Garrison Starr, "Songs From Take Off to Landing," Back Porch Records. Not what I was led to expect, this is Americana transferred into the realms of bad AOR rock. She can sing alright, but the songs ain't nothing, and the arrangements are just pounding drums and loud guitars. It claims to be a natural favorite for fans of Aimee Mann and Sheryl Crow, but there's none of the former's taste or the latter's chops.

Echo and the Bunnymen, "Live in Liverpool," spinART Records. They're back, recorded live last year, doing all the old familiar favorites, and sounding a little less emotionally devastating, and a lot more solidly professional. They deliver the goods musically, but you ain't gonna be moved by these recordings unless you were already moved by the originals back in the 80s.

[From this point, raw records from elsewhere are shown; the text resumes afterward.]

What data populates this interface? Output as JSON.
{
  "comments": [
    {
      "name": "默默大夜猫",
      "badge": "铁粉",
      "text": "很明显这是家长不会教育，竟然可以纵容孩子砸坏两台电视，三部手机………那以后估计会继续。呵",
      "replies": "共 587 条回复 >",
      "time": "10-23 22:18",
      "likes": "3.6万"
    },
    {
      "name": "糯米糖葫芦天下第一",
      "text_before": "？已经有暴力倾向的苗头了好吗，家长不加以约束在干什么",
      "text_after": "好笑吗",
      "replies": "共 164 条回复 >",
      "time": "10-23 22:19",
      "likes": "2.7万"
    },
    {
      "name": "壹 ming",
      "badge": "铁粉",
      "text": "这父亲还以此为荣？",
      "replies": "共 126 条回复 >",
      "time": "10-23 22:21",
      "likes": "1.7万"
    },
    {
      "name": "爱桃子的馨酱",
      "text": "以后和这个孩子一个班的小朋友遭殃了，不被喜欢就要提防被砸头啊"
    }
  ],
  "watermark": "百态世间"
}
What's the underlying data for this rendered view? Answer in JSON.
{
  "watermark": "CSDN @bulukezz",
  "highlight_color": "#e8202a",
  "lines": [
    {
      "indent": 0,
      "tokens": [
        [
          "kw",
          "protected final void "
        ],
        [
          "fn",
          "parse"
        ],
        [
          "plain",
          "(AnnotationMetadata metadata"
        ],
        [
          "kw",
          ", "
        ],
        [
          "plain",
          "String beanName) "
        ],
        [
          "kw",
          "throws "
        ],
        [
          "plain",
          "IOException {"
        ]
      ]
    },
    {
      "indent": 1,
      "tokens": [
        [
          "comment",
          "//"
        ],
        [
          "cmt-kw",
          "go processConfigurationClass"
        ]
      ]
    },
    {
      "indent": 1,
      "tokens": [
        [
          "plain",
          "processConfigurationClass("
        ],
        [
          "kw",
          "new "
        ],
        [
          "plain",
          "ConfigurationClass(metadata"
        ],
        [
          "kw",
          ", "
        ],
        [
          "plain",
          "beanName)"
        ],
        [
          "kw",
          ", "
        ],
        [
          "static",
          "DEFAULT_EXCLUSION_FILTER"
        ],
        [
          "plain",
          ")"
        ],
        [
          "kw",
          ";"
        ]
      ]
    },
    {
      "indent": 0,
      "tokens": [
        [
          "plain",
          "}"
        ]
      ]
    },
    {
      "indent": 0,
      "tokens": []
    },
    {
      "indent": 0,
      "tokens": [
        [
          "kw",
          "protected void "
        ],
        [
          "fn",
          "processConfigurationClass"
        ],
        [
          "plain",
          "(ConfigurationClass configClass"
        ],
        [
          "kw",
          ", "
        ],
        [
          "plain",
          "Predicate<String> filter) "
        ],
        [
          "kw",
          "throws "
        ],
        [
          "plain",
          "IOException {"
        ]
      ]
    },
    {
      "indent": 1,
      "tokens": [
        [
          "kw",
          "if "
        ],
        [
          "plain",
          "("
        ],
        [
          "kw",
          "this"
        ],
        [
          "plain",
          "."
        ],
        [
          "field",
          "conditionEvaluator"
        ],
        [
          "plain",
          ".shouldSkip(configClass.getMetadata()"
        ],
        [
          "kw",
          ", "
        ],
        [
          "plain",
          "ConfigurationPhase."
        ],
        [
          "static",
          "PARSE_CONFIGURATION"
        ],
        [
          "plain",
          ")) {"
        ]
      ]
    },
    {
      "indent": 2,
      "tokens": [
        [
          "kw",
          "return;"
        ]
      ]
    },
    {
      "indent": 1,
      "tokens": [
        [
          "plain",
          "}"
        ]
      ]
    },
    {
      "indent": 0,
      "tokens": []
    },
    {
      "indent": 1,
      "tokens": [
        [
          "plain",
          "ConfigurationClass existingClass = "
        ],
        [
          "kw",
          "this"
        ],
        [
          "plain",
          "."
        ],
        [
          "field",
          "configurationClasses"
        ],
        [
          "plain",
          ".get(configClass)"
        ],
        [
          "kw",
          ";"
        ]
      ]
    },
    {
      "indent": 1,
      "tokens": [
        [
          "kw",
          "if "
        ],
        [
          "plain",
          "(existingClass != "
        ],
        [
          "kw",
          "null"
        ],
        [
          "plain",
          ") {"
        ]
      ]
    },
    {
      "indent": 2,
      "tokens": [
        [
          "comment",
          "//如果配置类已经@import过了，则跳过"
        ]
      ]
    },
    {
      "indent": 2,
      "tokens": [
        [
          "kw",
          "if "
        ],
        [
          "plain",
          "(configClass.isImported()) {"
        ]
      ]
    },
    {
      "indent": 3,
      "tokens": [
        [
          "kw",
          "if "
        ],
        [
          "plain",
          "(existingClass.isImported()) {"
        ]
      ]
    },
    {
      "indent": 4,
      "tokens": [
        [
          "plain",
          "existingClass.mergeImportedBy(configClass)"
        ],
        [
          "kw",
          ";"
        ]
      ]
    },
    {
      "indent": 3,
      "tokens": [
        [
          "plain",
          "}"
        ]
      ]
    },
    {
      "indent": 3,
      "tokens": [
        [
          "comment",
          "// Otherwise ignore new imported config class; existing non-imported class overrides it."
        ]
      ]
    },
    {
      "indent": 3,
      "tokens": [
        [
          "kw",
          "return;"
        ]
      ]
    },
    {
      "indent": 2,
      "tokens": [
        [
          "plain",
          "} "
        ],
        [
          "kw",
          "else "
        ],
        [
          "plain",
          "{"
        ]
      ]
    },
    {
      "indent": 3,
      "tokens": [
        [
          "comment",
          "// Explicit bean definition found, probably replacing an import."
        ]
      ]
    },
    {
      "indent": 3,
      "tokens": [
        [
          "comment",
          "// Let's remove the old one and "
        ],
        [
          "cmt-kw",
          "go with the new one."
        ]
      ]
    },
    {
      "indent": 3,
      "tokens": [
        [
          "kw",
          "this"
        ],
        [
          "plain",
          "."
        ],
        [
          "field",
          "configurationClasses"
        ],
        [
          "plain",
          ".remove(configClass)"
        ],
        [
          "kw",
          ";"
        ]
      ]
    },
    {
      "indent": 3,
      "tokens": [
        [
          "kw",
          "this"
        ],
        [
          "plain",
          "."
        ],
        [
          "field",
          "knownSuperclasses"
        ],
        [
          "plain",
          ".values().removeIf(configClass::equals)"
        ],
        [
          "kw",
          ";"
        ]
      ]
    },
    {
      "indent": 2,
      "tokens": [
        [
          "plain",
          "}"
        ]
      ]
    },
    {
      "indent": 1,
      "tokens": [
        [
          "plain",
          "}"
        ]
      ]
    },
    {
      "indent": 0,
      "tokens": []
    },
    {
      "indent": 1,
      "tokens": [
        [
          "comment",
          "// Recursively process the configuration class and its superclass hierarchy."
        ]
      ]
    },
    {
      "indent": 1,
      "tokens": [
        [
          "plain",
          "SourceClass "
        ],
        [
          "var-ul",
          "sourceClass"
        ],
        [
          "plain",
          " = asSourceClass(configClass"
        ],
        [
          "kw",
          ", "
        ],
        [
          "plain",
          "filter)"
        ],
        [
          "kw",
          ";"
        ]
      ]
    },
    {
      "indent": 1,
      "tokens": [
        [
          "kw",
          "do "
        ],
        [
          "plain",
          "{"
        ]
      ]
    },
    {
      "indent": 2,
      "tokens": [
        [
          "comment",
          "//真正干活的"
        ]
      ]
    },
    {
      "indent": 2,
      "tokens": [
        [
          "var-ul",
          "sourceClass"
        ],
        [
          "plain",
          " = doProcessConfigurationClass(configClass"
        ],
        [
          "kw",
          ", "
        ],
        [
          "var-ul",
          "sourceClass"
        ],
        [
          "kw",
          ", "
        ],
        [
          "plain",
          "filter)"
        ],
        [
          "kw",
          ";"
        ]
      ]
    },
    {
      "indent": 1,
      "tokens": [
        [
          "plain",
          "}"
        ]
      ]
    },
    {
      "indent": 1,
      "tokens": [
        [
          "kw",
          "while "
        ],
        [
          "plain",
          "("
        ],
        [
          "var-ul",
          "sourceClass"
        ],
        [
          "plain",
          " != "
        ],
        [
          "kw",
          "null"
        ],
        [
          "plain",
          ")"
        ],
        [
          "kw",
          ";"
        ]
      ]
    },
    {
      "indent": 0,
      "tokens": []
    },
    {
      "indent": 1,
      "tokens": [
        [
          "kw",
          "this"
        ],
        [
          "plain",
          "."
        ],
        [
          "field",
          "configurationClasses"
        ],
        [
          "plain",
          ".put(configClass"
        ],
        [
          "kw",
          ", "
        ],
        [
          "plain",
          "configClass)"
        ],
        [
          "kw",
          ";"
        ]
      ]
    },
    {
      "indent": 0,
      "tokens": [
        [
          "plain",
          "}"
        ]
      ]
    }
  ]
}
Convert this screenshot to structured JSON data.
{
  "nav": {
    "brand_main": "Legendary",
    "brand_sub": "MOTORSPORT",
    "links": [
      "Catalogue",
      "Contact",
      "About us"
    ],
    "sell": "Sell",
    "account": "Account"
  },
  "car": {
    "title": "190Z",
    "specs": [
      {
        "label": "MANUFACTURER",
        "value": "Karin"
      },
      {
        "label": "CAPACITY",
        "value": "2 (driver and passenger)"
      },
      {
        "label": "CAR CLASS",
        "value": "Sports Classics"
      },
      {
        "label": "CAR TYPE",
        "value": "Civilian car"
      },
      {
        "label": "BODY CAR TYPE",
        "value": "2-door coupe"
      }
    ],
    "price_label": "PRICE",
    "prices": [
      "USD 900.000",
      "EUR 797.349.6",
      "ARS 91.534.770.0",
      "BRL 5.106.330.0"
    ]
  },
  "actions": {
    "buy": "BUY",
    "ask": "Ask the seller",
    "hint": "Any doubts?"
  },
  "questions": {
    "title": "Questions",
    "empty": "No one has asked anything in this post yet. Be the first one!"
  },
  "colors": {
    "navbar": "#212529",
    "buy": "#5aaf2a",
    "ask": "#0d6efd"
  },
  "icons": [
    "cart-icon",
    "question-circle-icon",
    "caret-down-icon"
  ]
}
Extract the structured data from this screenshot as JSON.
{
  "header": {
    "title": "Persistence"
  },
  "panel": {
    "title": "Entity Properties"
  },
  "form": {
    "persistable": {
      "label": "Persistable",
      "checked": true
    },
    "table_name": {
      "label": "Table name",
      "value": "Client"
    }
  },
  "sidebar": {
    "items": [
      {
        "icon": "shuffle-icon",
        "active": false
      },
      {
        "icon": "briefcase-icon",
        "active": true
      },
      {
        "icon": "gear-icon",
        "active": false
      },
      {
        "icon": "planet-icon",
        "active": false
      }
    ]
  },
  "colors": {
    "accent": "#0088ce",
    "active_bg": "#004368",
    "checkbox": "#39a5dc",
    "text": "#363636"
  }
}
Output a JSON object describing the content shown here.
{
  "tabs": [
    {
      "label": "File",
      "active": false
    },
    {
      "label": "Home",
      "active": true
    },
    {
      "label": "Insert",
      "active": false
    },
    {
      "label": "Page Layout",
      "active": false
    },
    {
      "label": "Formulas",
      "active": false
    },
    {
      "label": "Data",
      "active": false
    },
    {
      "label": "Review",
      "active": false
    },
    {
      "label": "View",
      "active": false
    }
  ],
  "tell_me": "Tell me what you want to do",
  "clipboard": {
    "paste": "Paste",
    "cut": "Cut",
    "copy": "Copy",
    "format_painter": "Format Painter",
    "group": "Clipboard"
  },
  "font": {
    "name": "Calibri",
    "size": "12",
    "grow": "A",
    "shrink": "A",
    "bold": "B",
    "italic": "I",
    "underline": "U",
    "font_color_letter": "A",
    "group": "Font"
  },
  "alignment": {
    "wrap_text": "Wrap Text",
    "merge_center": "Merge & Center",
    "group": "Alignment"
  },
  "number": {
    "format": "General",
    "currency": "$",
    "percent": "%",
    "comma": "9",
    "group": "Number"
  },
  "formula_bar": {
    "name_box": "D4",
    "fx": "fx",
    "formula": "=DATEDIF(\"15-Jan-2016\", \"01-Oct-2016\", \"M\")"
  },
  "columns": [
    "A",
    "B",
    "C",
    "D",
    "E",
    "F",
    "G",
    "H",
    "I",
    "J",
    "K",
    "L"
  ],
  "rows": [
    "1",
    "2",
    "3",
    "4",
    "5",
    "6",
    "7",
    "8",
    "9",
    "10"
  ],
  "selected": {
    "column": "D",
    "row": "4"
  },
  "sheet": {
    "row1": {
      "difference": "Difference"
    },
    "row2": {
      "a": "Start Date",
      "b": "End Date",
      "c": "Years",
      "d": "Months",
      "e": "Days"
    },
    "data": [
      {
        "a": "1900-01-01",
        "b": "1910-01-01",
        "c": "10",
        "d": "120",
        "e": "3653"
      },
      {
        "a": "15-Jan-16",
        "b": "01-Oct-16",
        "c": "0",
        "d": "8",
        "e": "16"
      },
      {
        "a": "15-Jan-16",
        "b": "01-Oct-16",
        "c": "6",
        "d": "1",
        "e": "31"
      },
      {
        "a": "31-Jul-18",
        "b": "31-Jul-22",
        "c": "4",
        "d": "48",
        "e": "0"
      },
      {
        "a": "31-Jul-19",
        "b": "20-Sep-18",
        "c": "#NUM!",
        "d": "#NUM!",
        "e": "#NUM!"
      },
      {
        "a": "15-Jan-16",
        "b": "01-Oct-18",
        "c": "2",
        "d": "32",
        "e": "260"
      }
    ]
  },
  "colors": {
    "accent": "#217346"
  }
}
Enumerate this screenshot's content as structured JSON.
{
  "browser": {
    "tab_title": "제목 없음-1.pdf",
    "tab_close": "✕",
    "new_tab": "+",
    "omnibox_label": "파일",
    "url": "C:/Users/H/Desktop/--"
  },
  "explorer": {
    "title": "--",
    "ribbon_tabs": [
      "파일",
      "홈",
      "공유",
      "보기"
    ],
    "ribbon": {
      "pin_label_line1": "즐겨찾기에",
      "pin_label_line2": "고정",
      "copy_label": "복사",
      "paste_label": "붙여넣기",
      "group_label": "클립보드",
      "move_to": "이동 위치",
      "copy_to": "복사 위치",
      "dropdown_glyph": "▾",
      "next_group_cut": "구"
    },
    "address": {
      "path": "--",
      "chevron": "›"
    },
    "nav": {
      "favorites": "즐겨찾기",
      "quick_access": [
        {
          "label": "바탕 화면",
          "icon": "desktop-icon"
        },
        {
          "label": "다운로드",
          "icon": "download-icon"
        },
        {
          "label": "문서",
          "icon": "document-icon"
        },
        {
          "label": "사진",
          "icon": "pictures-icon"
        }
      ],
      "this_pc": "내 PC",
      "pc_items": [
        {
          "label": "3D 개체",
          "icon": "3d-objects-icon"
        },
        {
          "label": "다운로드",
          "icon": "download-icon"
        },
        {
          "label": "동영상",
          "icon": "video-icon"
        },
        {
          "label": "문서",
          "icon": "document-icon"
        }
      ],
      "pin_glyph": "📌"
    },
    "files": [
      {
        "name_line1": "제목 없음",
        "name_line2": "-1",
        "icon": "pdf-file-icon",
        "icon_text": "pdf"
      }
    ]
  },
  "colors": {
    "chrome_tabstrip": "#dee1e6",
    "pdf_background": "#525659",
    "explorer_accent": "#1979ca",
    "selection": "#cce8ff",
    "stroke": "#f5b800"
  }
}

Cher, "Living Proof," Warner Bros. Records. Oh, the sad sad sound of follow-ups to fluke hit singles. Desperately trying to recreate "Believe," using the vocoder, redoing the same old thump-thump rhythms, the same kind of sing-song melodies. Desperation is the worst thing to hear in pop music, and this album may by among the most desperate I've ever heard.

Alanis Morisette, "Under Rug Swept," Maverick Records. There are people out there who really hate Alanis Morisette's hit singles. I'm not one of them, but I can't say I like them much, either. I will say, though, that if any of these songs wind up as hits, I may switch to the hate camp. There's not been much music more insufferably strident, more devoid of meaning beyond the assertion of one woman's right to be noticed. Look, I've got nothing against ego, but I'd like to hear something in the music besides that. Oh,hey, one of these songs is actually called "Narcissus." And I'm guessing it's not ironic, either.

Various Artists, "Drunk on Rock Volume One,"1-94 Recordings. A bunch of bands you've never heard of try to recreate the New York Dolls or Johnny Thunders other bands, all without much effect. One guy does try the novel idea of singing like John Mellencamp over the Thunders-styled rock, but the joke wears thin really fast, and I'm not even sure it's supposed to be funny.